Persistent Genital Arousal Disorder (also known as Persistent Sexual Arousal Syndrome) results in a spontaneous and persistent genital arousal, with or without orgasm or genital engorgement, unrelated to any feelings of sexual desire. It was first documented by Dr. Sandra Leiblum in 2001, only recently characterized as a distinct syndrome in medical literature. Some physicians use the term Persistent Sexual Arousal Syndrome to refer to the condition in women; others consider the syndrome of priapism in men to be the same disorder. In particular, it is not related to hypersexuality, sometimes known as nymphomania or satyriasis. In addition to being very rare, the condition is also frequently unreported by sufferers who may consider it shameful or embarrassing.

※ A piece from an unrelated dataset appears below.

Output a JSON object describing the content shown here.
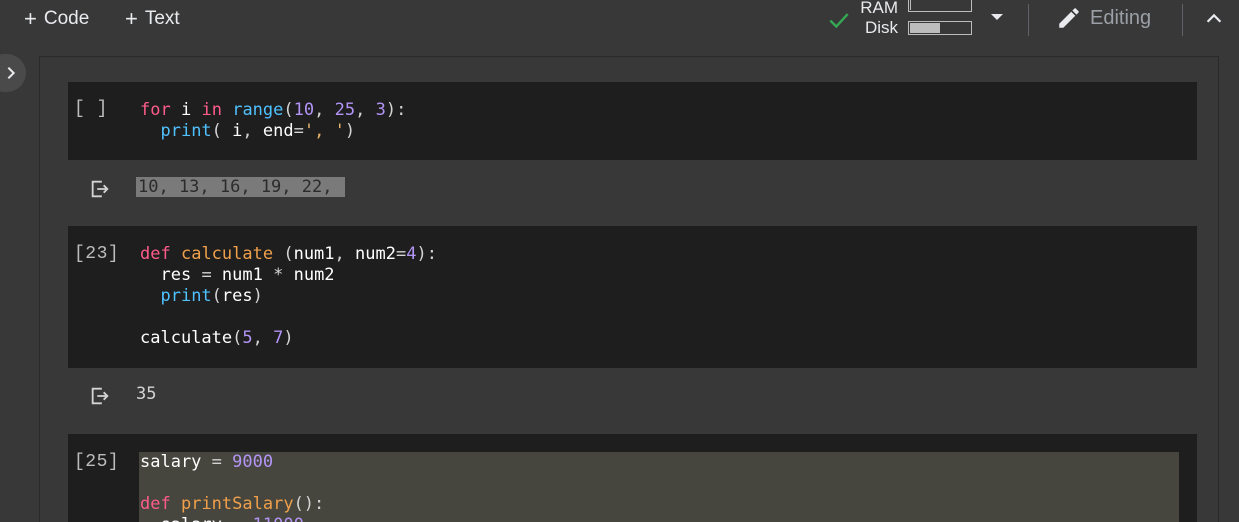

Physical arousal caused by this syndrome can be very intense and persist for extended periods, days or weeks at a time. Orgasm can sometimes provide temporary relief, but within hours the symptoms return. The symptoms can be debilitating, preventing concentration on mundane tasks. Some situations, such as riding in an automobile or train, vibrations from mobile phones, and even going to the toilet can aggravate the syndrome unbearably.
There is not enough known about Persistent Genital Arousal Disorder to definitively pinpoint a cause. Medical professionals think it is caused by an irregularity in sensory nerves, and note that the disease has a tendency to strike post-menopausal women in their 40s and 50s, or those who've undergone hormonal treatment. But, there have also been cases reported among women in their 30s.
Some drugs such as trazodone may cause it as a side effect, in which case discontinuing the medication may give relief. Additionally, the condition can sometimes start only after the discontinuation of SSRIs. In some recorded cases, the syndrome was caused by a pelvic arterial-venous malformation with arterial branches to the penis or clitoris; surgical treatment was effective in this case.
In other situations where the cause is unknown or less easily treatable, the symptoms can sometimes be reduced by the use of antidepressants, antiandrogenic agents and anaesthetising gels. Psychotherapy with cognitive reframing of the arousal as a healthy response may also be used.